Participants
Principal Investigator
The Suśruta Project is led by Prof. Dominik Wujastyk, Singhmar Chair in Classical Indian Society and Polity at the University of Alberta. Prof. Wujastyk has a track record of research and publication in the study of Indian manuscripts, the history of Indian medicine (ayurveda) and other disciplines in Sanskrit and Indological studies.
Collaborators
The SSHRC offers this formal definition of a project collaborator.
- Professor Diwakar Acharya, Spalding Professor of Eastern Religions and Ethics at the University of Oxford, is a leading authority on Sanskrit and South Asian history, languages and culture. Prof. Acharya has worked extensively on early Nepalese manuscripts and has himself published important critical editions. During a period when he worked on the Nepal-German Manuscript Preservation Project, based at the University of Hamburg and at the National Archives in Kathmandu, he was part of the team that discovered the manuscripts on which this project is based.
- Dr Madhu K. Paramesvaran is experienced in manuscript research and editing practice and is strongly networked with traditional south-Indian families of hereditary physicians. It is in south India, and especially Kerala, where Dr Madhu lives, that the living traditions of early Ayurvedic practice are most strongly preserved in hereditary familes of physicians. Dr Madhu provides the project with an important footprint in India. As an experienced physician and scholar of Sanskrit himself, he is in a position to aid the project with the interpretation of medical knowledge when the textual descriptions need to be clarified against transmitted traditional practice. Dr Madhu is an Assistant Professor at the VPS Varier Ayurveda College, Kottakkal.
- Prof. Alessandro Graheli has deep experience with Indian manuscripts and is an international expert in the subtleties of textual criticism and the editing of Sanskrit works from manuscript. His edition of the philosophical work of Jayanta Bhaṭṭa contains an introduction that lays out the editorial practices that will be applied in our project. In particular, Dr Graheli discusses the application of cladistic analysis to manuscript stemmata and raises important questions and insights into the practical use of these novel methodologies. Prof Graheli advises the project on both technical and interpretative questions.

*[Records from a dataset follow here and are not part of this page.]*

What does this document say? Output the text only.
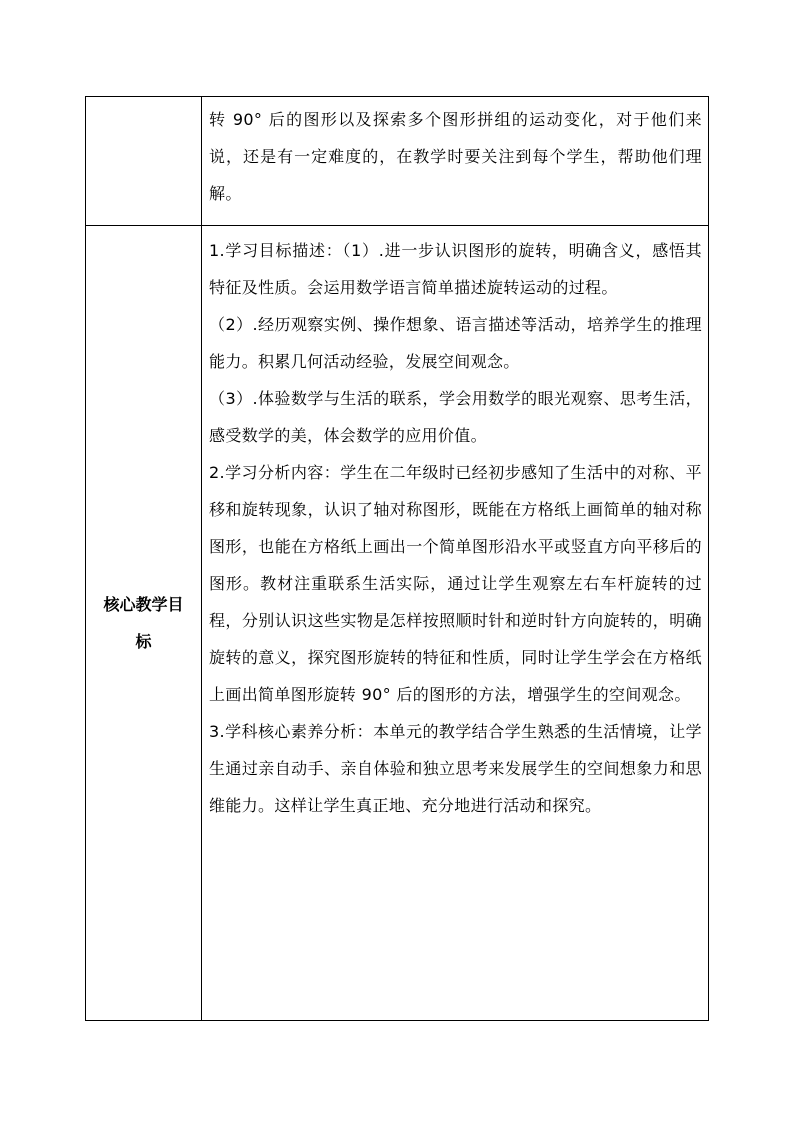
	转 90° 后的图形以及探索多个图形拼组的运动变化，对于他们来说，还是有一定难度的，在教学时要关注到每个学生，帮助他们理解。

核心教学目标	1.学习目标描述：（1）.进一步认识图形的旋转，明确含义，感悟其特征及性质。会运用数学语言简单描述旋转运动的过程。

（2）.经历观察实例、操作想象、语言描述等活动，培养学生的推理能力。积累几何活动经验，发展空间观念。

（3）.体验数学与生活的联系，学会用数学的眼光观察、思考生活，感受数学的美，体会数学的应用价值。

2.学习分析内容：学生在二年级时已经初步感知了生活中的对称、平移和旋转现象，认识了轴对称图形，既能在方格纸上画简单的轴对称图形，也能在方格纸上画出一个简单图形沿水平或竖直方向平移后的图形。教材注重联系生活实际，通过让学生观察左右车杆旋转的过程，分别认识这些实物是怎样按照顺时针和逆时针方向旋转的，明确旋转的意义，探究图形旋转的特征和性质，同时让学生学会在方格纸上画出简单图形旋转 90° 后的图形的方法，增强学生的空间观念。

3.学科核心素养分析：本单元的教学结合学生熟悉的生活情境，让学生通过亲自动手、亲自体验和独立思考来发展学生的空间想象力和思维能力。这样让学生真正地、充分地进行活动和探究。
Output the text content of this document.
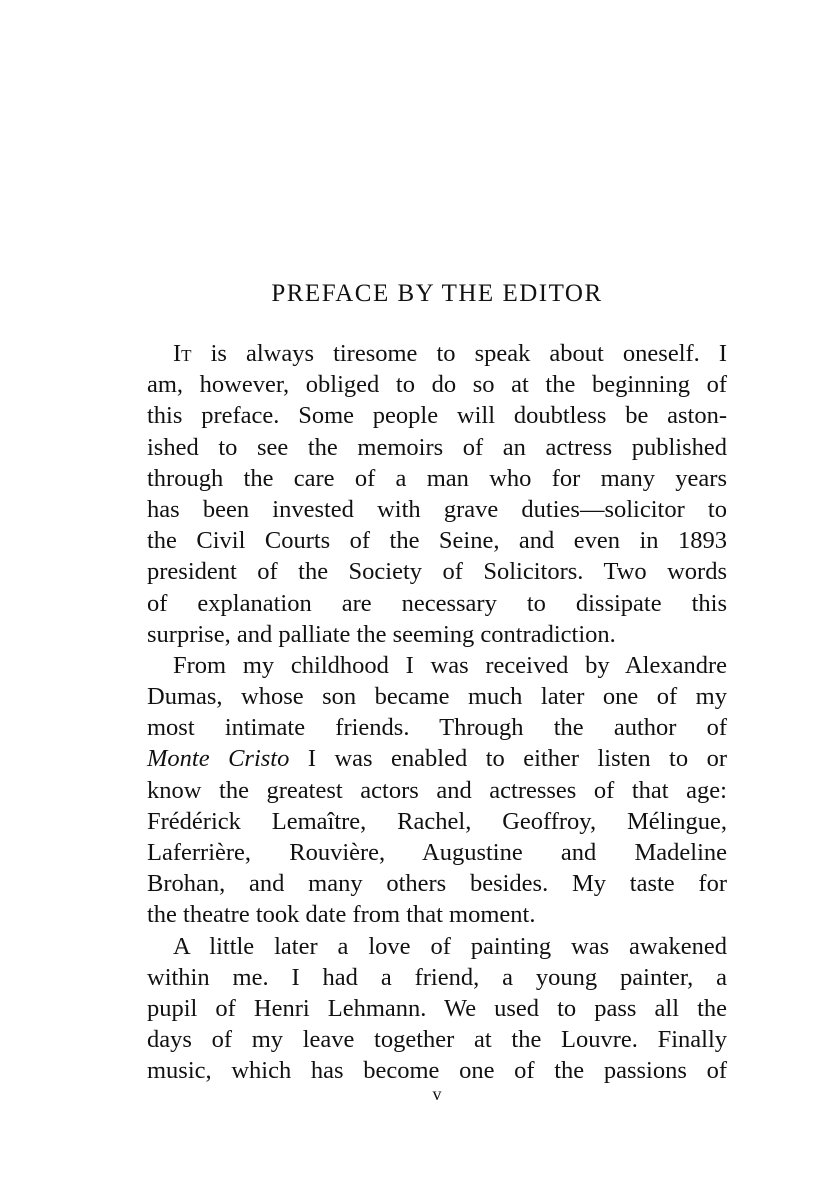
PREFACE BY THE EDITOR
It is always tiresome to speak about oneself. I
am, however, obliged to do so at the beginning of
this preface. Some people will doubtless be aston-
ished to see the memoirs of an actress published
through the care of a man who for many years
has been invested with grave duties—solicitor to
the Civil Courts of the Seine, and even in 1893
president of the Society of Solicitors. Two words
of explanation are necessary to dissipate this
surprise, and palliate the seeming contradiction.
From my childhood I was received by Alexandre
Dumas, whose son became much later one of my
most intimate friends. Through the author of
Monte Cristo I was enabled to either listen to or
know the greatest actors and actresses of that age:
Frédérick Lemaître, Rachel, Geoffroy, Mélingue,
Laferrière, Rouvière, Augustine and Madeline
Brohan, and many others besides. My taste for
the theatre took date from that moment.
A little later a love of painting was awakened
within me. I had a friend, a young painter, a
pupil of Henri Lehmann. We used to pass all the
days of my leave together at the Louvre. Finally
music, which has become one of the passions of
v
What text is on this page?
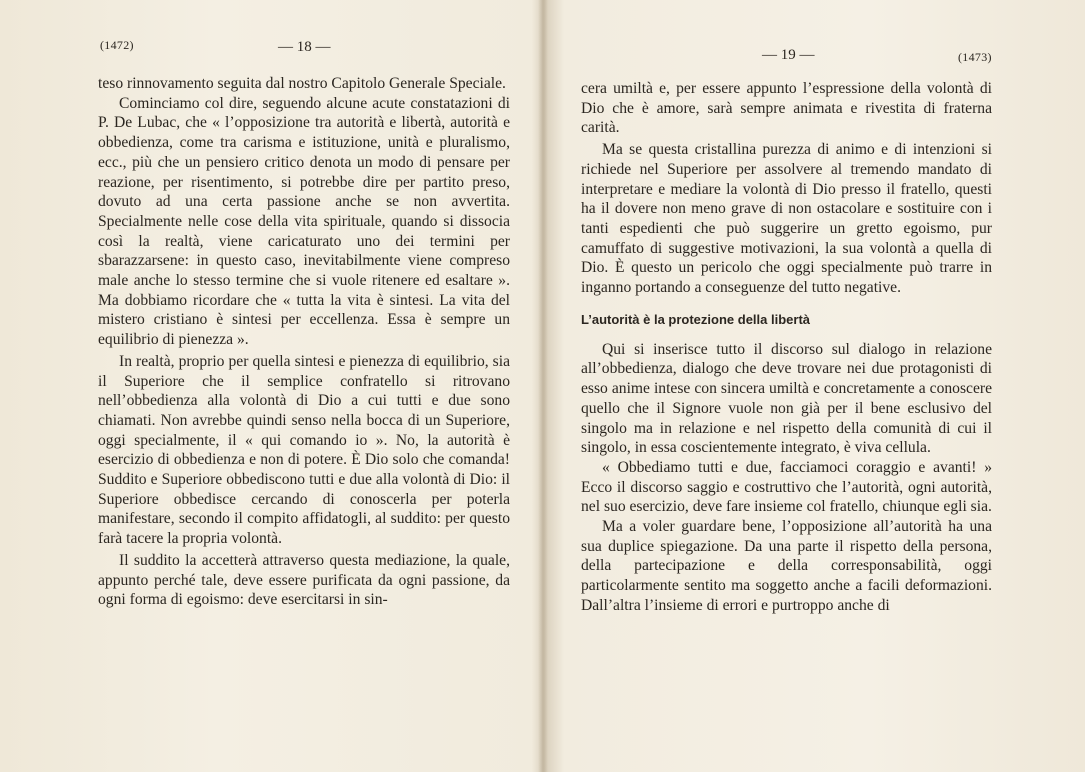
(1472)	— 18 —

teso rinnovamento seguita dal nostro Capitolo Generale Speciale.

Cominciamo col dire, seguendo alcune acute constatazioni di P. De Lubac, che « l’opposizione tra autorità e libertà, autorità e obbedienza, come tra carisma e istituzione, unità e pluralismo, ecc., più che un pensiero critico denota un modo di pensare per reazione, per risentimento, si potrebbe dire per partito preso, dovuto ad una certa passione anche se non avvertita. Specialmente nelle cose della vita spirituale, quando si dissocia così la realtà, viene caricaturato uno dei termini per sbarazzarsene: in questo caso, inevitabilmente viene compreso male anche lo stesso termine che si vuole ritenere ed esaltare ». Ma dobbiamo ricordare che « tutta la vita è sintesi. La vita del mistero cristiano è sintesi per eccellenza. Essa è sempre un equilibrio di pienezza ».

In realtà, proprio per quella sintesi e pienezza di equilibrio, sia il Superiore che il semplice confratello si ritrovano nell’obbedienza alla volontà di Dio a cui tutti e due sono chiamati. Non avrebbe quindi senso nella bocca di un Superiore, oggi specialmente, il « qui comando io ». No, la autorità è esercizio di obbedienza e non di potere. È Dio solo che comanda! Suddito e Superiore obbediscono tutti e due alla volontà di Dio: il Superiore obbedisce cercando di conoscerla per poterla manifestare, secondo il compito affidatogli, al suddito: per questo farà tacere la propria volontà.

Il suddito la accetterà attraverso questa mediazione, la quale, appunto perché tale, deve essere purificata da ogni passione, da ogni forma di egoismo: deve esercitarsi in sin-

— 19 —	(1473)

cera umiltà e, per essere appunto l’espressione della volontà di Dio che è amore, sarà sempre animata e rivestita di fraterna carità.

Ma se questa cristallina purezza di animo e di intenzioni si richiede nel Superiore per assolvere al tremendo mandato di interpretare e mediare la volontà di Dio presso il fratello, questi ha il dovere non meno grave di non ostacolare e sostituire con i tanti espedienti che può suggerire un gretto egoismo, pur camuffato di suggestive motivazioni, la sua volontà a quella di Dio. È questo un pericolo che oggi specialmente può trarre in inganno portando a conseguenze del tutto negative.

L’autorità è la protezione della libertà

Qui si inserisce tutto il discorso sul dialogo in relazione all’obbedienza, dialogo che deve trovare nei due protagonisti di esso anime intese con sincera umiltà e concretamente a conoscere quello che il Signore vuole non già per il bene esclusivo del singolo ma in relazione e nel rispetto della comunità di cui il singolo, in essa coscientemente integrato, è viva cellula.

« Obbediamo tutti e due, facciamoci coraggio e avanti! » Ecco il discorso saggio e costruttivo che l’autorità, ogni autorità, nel suo esercizio, deve fare insieme col fratello, chiunque egli sia.

Ma a voler guardare bene, l’opposizione all’autorità ha una sua duplice spiegazione. Da una parte il rispetto della persona, della partecipazione e della corresponsabilità, oggi particolarmente sentito ma soggetto anche a facili deformazioni. Dall’altra l’insieme di errori e purtroppo anche di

- Prof. Kengo Harimoto is one of the few scholars to have published analytic research about the Nepalese manuscripts of the Suśrutasaṃhitā. Prof. Harimoto is an experienced text-historical scholar with numerous landmark publications in the area of textual criticism and the evaluation of medieval Sanskrit commentarial literature. Prof. Harimoto’s published studies of the Nepalese manuscripts of the SS cover both text-historical enquiries as well as higher critical studies concerning the newly-revealed content of the SS in the early manuscript transmission.
Research Fellows
- Dr Jason Birch joined the project in late 2020 as a full-time project researcher and moved to part-time participation in 2021 when he was hired on the Haṭhapradīpikā project. Jason has an extensive research and publication record in the study of Sanskrit, Indian manuscripts, Yoga and the history of ayurveda.
- Dr Andrey Klebanov joined the project in 2021 and continued to 2022 when he moved to take up a new position at Vienna University. He continues as an honorary RF on the project. Andrey wrote his MA on the Nepalese SS and his doctorate on Sanskrit literary commentaries. He has studied several Sanskrit śāstras, and published on the history of the Suśrutasaṃhitā its earliest commentaries, and the Nepalese MSS that are the core of this project.
Research Assistants
- Madhusudan Rimal, PhD student, University of Alberta
- Deepro Chakraborty, PhD student, University of Alberta
- Jane Allred, PhD student, University of Alberta
- Vandana Lele, Independent scholar, Baroda
- Harshal Bhatt, Assistant Professor, The Maharaja Sayajirao University of Baroda
- Devayani Shenoy, BA student, University of Toronto (to August 2021)
- Paras Mehta, PhD student, University of Bombay (from 2022) and Assistant Professor, Jīva Institute of Vedic Studies
- Gauri Vyaghrambhare, MA, Bombay University (2022 Jan-July)
Project Associates
Colleagues who are working with the materials of this project.
- Dr Vitus Angermeier, University of Vienna.